Old Cracker wiped his hands on his breeches after laying two pistols below his counter and greeted the man in the three-cornered hat.

The sailor measured the room and drew his nose up accordingly. ‘John Leadstone I am informed? Royal African man were you not?’

Cracker bowed and wiped his nose and shuffled around his counter. ‘That I was, sir. That I was. Long time, long summer. Just working my way through the world, so I am now, Cap’n. Not wishing any harm to nobody, Cap’n.’ He wiped a stool with his sleeve and bid the officer to sit.

John Coxon ignored the offer. ‘I have left my guard outside, John Leadstone. And I take my hat off to you.’ He did so and brushed its trim. ‘Do you know what that might mean?’
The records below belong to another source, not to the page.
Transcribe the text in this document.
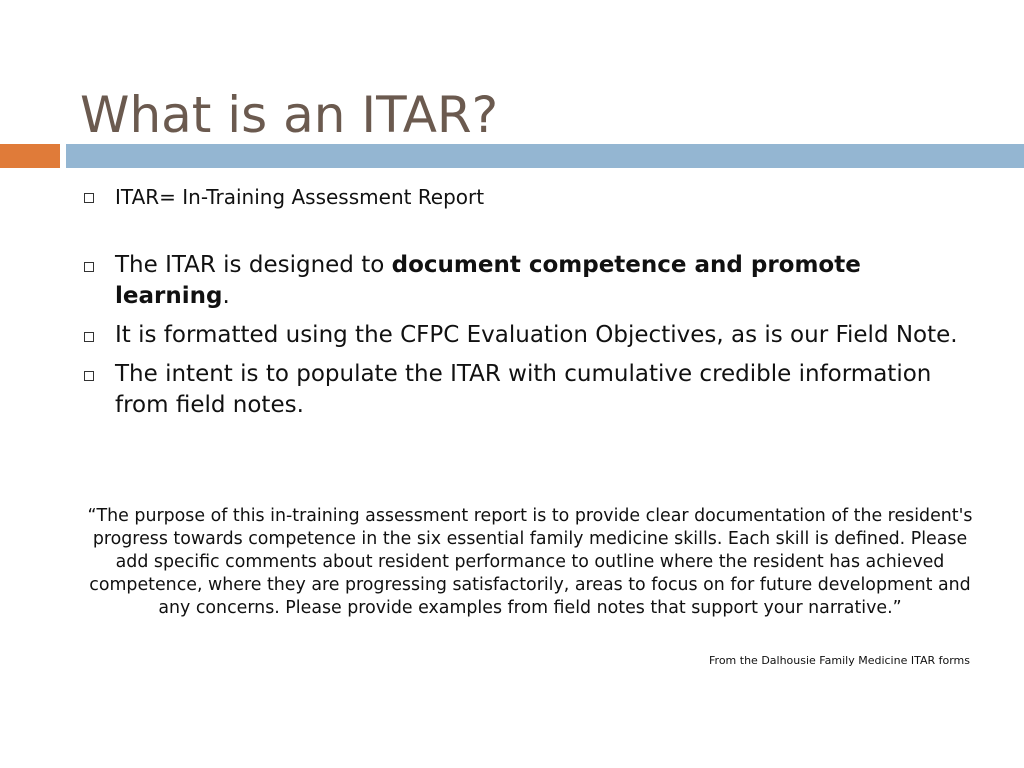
What is an ITAR?
ITAR= In-Training Assessment Report
The ITAR is designed to document competence and promote learning.
It is formatted using the CFPC Evaluation Objectives, as is our Field Note.
The intent is to populate the ITAR with cumulative credible information from field notes.

“The purpose of this in-training assessment report is to provide clear documentation of the resident's progress towards competence in the six essential family medicine skills. Each skill is defined. Please add specific comments about resident performance to outline where the resident has achieved competence, where they are progressing satisfactorily, areas to focus on for future development and any concerns. Please provide examples from field notes that support your narrative.”

From the Dalhousie Family Medicine ITAR forms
Cracker wiped his face of flies. ‘No, Cap’n. Just hope I can be of service.’

Coxon laid his hat to the table cut rough from a tun. ‘Let us say that removing my hat removes the man-of-war from your bay. Removes the king from your trade. Just two men talking. How would that sound to your ears?’

Cracker allowed himself a seat. ‘That would be admirable, Cap’n. But if that be the case – nothing official, like – I should be entitled to a shilling or two if it’s Cracker’s brains you want.’

‘Ah,’ Coxon sighed. ‘You may have misunderstood my implication. The removal of my hat removes myself of any responsibility of what is to follow.’ He went to the door and dragged it open. ‘A captain’s innings, if you would indulge me.’

Walter Kennedy took his cue and steamed into the room, straight for the stocky Cracker, heaved him off his feet and slammed him to the wall where Peter Sam had made a hole weeks before.

‘Ho, Cracker! Remember Kennedy? Davis’s Kennedy? Roberts’s Kennedy? How you been, old son?’ He jabbed a fist to the soft belly and Cracker fell against the arm at his throat, hung off it like a hook. ‘Ain’t you pleased to see me, Cracker?’

‘W . . . Walter . . .’ Cracker choked but that was all he could do as Kennedy pressed harder against his throat.

Kennedy finished his thoughts for him. ‘Oh, I’m alive, Cracker. Walter’s back from the dead! And he’s on the king’s side now, Cracker! What do you think I can do with that!’ He stabbed his fist again, dropping Cracker coughing to his knees.